Despite my feelings, I continued forward into my Spring semester.
I switched my major to English instead of nursing. I started to feel better about my position, but I still felt out of place. My peers spoke eloquently, clearly and concisely. To me, it seemed like they lived for generations collecting experiences instead of only being 19 years old. I felt like I would never reach my potential or the level of my fellow students. Then we went into quarantine.
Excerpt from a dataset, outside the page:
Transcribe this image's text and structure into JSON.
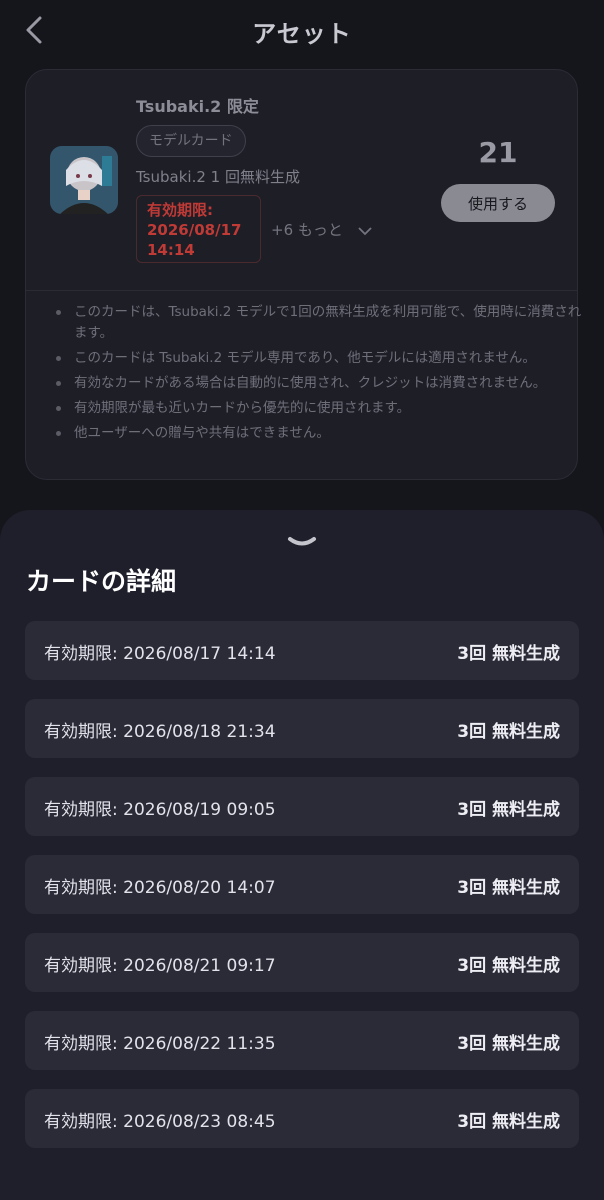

I continued the Spring semester around my family. My mental state improved while quarantine became the new normal. Being home helped me stay motivated in my schoolwork. At the end of the semester, I raised my GPA significantly. I started to rethink the past year of my college life realizing my failed expectations of OSU came from my issues of self-worth. Distancing myself from campus allowed me to understand my accomplishments as worthwhile. OSU accepted me on the same application of the peers that I looked up to. During the most draining period of my life, my lowest grade resulted in a B. I deserved to be at OSU.
Today, I am approaching my third year of OSU. I am happy with my growth. Now, I am a different person than the girl from freshman year. I want to thank Covid-19 for saving me from imposter syndrome. Quarantine allowed me to accept myself. Ohio State is my dream school. It continues to live up to my expectations even when the invisible pressures of a Big 10 school scare me.